In this file photo US singer and actress Lady Gaga (left) and US actor and filmmaker Bradley Cooper pose on the red carpet upon arrival for the UK premiere of the film “A Star is Born” in central London.—AFP photos

“A Star Is Born” led the pack in the movies category Wednesday at the Screen Actors Guild Awards nominations, seen as a bellwether in the run-up to the Oscars. The music romance reboot earned Bradley Cooper a nod for best actor, Lady Gaga for best actress and Sam Elliott for best supporting actor. The fourth nomination was for best cast.

Spike Lee’s “BlacKkKlansman,” the true story of a black police officer who infiltrated the Ku Klux Klan with the help of a white partner, came in second with three nominations for best actor (John David Washington), best supporting actor (Adam Driver) and best cast. Other films nominated for best cast—the SAG’s top award—are superhero movie “Black Panther,” “Bohemian Rhapsody,” about Queen frontman Freddie Mercury, and summer rom-com hit “Crazy Rich Asians.” On the television side, Amazon’s breakout comedy “The Marvelous Mrs. Maisel” and the Netflix drama “Ozark” led the pack with four nominations each.

Other shows nominated include FX’s Cold War spy thriller “The Americans,” NBC’s “This Is Us” and “The Handmaid’s Tale,” the runaway hit series based on the dystopian 1985 novel by Margaret Atwood. Among the plethora of actors nominated are Antonio Banderas, who received an outstanding performance nod for his portrayal of Pablo Picasso in the National Geographic mini-series “Genius,” Patricia Arquette for “Escape at Dannamora,” and Anthony Hopkins for “King Lear.” Some of the surprising snubs for movies include Alfonso Cuaron’s “Roma,” seen as an Oscar frontrunner, “First Man,” about Neil Armstrong’s moon landing, and “Widows,” about a group of women who try to pull off a heist after their husbands are killed in a botched robbery.
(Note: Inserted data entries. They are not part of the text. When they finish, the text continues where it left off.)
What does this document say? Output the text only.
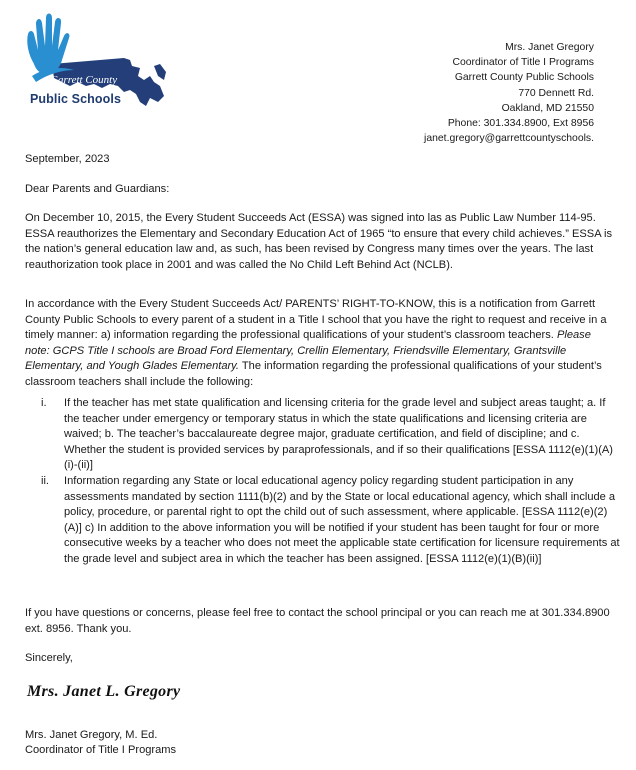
Garrett County
Public Schools
Mrs. Janet Gregory
Coordinator of Title I Programs
Garrett County Public Schools
770 Dennett Rd.
Oakland, MD 21550
Phone: 301.334.8900, Ext 8956
janet.gregory@garrettcountyschools.
September, 2023
Dear Parents and Guardians:
On December 10, 2015, the Every Student Succeeds Act (ESSA) was signed into las as Public Law Number 114-95. ESSA reauthorizes the Elementary and Secondary Education Act of 1965 “to ensure that every child achieves.” ESSA is the nation’s general education law and, as such, has been revised by Congress many times over the years. The last reauthorization took place in 2001 and was called the No Child Left Behind Act (NCLB).
In accordance with the Every Student Succeeds Act/ PARENTS’ RIGHT-TO-KNOW, this is a notification from Garrett County Public Schools to every parent of a student in a Title I school that you have the right to request and receive in a timely manner: a) information regarding the professional qualifications of your student’s classroom teachers. Please note: GCPS Title I schools are Broad Ford Elementary, Crellin Elementary, Friendsville Elementary, Grantsville Elementary, and Yough Glades Elementary. The information regarding the professional qualifications of your student’s classroom teachers shall include the following:
i. If the teacher has met state qualification and licensing criteria for the grade level and subject areas taught; a. If the teacher under emergency or temporary status in which the state qualifications and licensing criteria are waived; b. The teacher’s baccalaureate degree major, graduate certification, and field of discipline; and c. Whether the student is provided services by paraprofessionals, and if so their qualifications [ESSA 1112(e)(1)(A)(i)-(ii)]
ii. Information regarding any State or local educational agency policy regarding student participation in any assessments mandated by section 1111(b)(2) and by the State or local educational agency, which shall include a policy, procedure, or parental right to opt the child out of such assessment, where applicable. [ESSA 1112(e)(2)(A)] c) In addition to the above information you will be notified if your student has been taught for four or more consecutive weeks by a teacher who does not meet the applicable state certification for licensure requirements at the grade level and subject area in which the teacher has been assigned. [ESSA 1112(e)(1)(B)(ii)]
If you have questions or concerns, please feel free to contact the school principal or you can reach me at 301.334.8900 ext. 8956. Thank you.
Sincerely,
Mrs. Janet L. Gregory
Mrs. Janet Gregory, M. Ed.
Coordinator of Title I Programs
‘Great performances ignored’
On the television side, Oscar-winner Julia Roberts came out empty-handed for her role in Amazon drama “Homecoming” as did Donald Glover for “Atlanta.” “Look at how many great performances were ignored because their films were not popular,” tweeted Sasha Stone, the founder of specialized industry website Awards Daily. “Does it have anything whatsoever to do with the performance? NO. Does it ever? NO. Sorry but no.” Last week, “Vice,” a biopic about Dick Cheney starring Christian Bale as the former US vice president, earned the most Golden Globe nominations with six, including best comedy film.

The movie—which only opens in US theaters on Christmas Day—bucked some predictions, earning one more nod than “A Star Is Born.” This year’s awards are taking place after the #MeToo movement—sparked by bombshell sexual assault claims against movie mogul Harvey Weinstein—dominated the prizegiving season last year, as Hollywood dealt with the fallout from the crisis. Although less high-profile than the Golden Globes, the SAG awards are seen as more of an indicator of Oscars glory, since members represent a disproportionately large section of the roughly 8,000 voters for the Academy of Motion Picture Arts and Sciences. The 25th Annual Screen Actors Guild Awards will take place on January 27 in Los Angeles.